Quality Aspects of Web Data based on the Experiences of the ESSnet Trusted Smart Statistics – Web Intelligence Network
Conference
64th ISI World Statistics Congress
Format: CPS Paper
Keywords: official-statistics, quality
Session: CPS 70 - Statistics and internet
Tuesday 18 July 5:30 p.m. - 6:30 p.m. (Canada/Eastern)
Abstract
The ESSnet “Trusted Smart Statistics – Web Intelligence Network (WIN)” is a project within the European Statistical System (ESS), which engages 17 organizations from 14 European countries. It aims to develop a web intelligence system at the ESS level, providing a greater chance to generate the right conditions for the integration of web data into official statistics.

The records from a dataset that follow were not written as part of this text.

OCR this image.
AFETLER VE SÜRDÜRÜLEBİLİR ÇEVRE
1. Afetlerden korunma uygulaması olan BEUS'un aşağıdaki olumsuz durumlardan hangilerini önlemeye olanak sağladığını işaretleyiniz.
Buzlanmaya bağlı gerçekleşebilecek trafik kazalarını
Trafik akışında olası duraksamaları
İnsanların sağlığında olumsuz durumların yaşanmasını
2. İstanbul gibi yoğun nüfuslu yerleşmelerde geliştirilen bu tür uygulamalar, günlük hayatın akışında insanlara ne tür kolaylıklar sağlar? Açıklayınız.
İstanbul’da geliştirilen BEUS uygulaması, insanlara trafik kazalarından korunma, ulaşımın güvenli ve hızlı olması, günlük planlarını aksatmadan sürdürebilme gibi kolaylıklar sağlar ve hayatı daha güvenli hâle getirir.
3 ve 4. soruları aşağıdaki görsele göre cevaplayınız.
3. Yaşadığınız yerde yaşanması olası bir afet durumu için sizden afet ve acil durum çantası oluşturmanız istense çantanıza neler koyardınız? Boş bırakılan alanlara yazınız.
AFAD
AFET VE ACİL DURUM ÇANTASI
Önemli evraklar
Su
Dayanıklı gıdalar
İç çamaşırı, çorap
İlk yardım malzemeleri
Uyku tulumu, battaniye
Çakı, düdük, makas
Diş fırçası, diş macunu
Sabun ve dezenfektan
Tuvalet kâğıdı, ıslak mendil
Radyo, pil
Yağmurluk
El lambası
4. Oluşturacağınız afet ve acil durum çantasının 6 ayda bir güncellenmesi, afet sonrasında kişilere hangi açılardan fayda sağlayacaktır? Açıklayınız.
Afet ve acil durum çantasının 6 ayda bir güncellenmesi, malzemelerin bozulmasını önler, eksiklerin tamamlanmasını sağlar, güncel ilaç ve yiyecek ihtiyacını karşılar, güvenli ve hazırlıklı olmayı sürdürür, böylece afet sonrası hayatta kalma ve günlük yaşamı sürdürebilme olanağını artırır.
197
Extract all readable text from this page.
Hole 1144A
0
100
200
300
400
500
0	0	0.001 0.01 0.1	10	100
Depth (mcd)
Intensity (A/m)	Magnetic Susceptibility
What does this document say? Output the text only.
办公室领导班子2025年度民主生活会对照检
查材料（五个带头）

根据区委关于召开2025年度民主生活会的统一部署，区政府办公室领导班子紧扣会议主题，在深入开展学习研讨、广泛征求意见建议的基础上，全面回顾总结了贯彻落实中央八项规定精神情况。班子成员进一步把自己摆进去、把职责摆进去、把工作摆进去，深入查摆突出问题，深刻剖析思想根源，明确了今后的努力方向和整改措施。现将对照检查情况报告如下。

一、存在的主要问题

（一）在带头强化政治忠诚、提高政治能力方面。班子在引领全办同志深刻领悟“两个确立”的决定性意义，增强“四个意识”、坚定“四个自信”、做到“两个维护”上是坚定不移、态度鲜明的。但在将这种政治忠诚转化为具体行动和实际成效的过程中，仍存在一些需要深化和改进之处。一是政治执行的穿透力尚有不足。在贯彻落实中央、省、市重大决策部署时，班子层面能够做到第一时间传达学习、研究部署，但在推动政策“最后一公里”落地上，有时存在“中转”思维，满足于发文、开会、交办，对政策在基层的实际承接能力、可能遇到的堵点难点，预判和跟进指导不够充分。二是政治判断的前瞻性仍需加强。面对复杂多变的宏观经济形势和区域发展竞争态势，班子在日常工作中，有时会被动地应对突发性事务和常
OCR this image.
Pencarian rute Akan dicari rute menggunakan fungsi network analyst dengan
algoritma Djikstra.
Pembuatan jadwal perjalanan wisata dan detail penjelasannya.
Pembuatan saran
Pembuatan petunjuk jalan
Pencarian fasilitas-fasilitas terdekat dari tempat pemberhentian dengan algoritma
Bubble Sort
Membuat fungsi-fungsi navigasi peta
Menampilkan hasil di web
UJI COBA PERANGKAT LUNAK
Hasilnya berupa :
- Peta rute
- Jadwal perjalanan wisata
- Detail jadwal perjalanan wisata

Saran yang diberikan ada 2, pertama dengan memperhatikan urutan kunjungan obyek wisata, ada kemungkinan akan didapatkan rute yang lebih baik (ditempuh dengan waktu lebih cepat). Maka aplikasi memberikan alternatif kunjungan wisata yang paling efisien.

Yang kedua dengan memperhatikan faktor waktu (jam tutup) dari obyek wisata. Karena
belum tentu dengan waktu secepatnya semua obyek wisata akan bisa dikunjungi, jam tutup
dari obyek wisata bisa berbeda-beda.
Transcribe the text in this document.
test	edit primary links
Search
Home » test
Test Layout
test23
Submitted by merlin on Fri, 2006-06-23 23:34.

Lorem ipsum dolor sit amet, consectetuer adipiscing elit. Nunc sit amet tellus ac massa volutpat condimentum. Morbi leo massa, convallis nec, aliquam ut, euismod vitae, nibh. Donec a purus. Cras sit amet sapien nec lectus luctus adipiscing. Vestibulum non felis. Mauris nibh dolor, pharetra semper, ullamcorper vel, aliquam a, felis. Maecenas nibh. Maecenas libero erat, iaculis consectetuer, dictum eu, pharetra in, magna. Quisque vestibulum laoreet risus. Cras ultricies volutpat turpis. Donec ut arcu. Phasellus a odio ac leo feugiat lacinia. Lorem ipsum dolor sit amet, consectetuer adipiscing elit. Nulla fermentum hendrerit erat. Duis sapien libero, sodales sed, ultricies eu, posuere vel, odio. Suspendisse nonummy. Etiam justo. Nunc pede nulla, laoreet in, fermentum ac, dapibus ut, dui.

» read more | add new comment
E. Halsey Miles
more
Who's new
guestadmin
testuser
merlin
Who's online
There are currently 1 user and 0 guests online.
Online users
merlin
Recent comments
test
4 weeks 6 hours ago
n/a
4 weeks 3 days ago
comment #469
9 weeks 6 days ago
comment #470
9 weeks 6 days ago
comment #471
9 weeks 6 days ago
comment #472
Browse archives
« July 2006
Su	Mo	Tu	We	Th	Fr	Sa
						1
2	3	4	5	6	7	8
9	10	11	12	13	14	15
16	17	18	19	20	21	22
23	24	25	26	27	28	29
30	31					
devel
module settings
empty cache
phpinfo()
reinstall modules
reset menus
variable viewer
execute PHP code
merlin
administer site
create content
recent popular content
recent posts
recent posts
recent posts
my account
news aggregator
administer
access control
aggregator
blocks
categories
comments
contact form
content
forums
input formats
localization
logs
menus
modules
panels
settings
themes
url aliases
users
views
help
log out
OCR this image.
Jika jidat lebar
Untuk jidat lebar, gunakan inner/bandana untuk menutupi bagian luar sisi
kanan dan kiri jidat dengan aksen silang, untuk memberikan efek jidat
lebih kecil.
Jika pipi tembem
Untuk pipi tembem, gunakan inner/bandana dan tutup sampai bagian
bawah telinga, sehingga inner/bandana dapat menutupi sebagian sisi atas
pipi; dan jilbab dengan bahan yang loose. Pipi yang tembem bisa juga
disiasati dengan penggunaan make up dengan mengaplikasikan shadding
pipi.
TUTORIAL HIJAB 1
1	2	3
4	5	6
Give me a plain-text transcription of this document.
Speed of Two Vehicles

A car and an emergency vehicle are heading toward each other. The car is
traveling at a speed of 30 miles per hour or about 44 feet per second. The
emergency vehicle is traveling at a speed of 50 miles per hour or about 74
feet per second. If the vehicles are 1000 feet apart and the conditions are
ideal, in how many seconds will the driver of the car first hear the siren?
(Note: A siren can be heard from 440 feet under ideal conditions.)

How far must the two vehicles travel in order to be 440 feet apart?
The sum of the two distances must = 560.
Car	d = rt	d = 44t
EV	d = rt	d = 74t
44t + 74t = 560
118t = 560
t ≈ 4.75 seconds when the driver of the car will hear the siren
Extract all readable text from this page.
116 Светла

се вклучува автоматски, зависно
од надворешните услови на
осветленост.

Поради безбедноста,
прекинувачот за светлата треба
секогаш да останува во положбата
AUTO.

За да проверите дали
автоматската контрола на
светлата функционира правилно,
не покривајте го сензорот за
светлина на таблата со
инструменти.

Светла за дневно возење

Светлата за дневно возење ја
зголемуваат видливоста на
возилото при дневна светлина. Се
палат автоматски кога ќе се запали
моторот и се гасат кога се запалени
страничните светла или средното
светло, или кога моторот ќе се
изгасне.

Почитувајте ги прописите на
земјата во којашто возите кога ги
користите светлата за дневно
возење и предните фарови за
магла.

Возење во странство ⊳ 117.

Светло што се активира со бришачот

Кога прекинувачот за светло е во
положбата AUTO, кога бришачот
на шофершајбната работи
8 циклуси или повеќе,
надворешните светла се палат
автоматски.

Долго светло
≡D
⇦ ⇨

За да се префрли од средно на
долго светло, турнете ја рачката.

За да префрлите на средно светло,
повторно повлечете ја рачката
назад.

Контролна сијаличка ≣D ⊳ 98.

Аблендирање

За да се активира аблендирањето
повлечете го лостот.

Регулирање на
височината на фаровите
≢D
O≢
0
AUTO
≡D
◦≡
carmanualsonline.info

One work package (WP2) of this ESSnet includes already well-established use cases such as online job advertisements (OJA) and online-based enterprise characteristics (OBEC), with the ambition to be moved into the statistical production stage soon. Another work package (WP3) focusses on new types of web data sources, such as web data about the real estate market, construction activities, online prices or hotel prices. For these use cases the aim of the ESSnet is to produce experimental statistics.
Building on the experiences made in the different use cases, a work package of its own (WP4) aims to consolidate knowledge gained in the WIN in the area of methodology, architecture and quality when collecting, processing and analysing web data. Based on the more generic work of previous ESSnets (Big Data I & II), the members of WP4 already collected and published “Minimal guidelines and recommendations for implementation” w.r.t. quality, methodology and architecture. The included quality guidelines are structured along two phases of the statistical production process, the input phase and the throughput phase. The throughput phase refers to two different processes and is split into two parts. The first part of the throughput phase is dedicated to deriving- so-called - statistical data from web data. In this part we pay particular attention to quality aspects such as linking, coverage, measurement errors and model/processing errors and comparability over time. The second part deals with usage of the derived statistical data to produce statistical output.
During the duration of the ESSnet, the quality guidelines will be systematically extended with input from the use cases in WP2 and WP3.
In the paper, we will discuss the structure of the already published quality guidelines, introduce some examples and focus especially on the new developments from the ongoing ESSnet.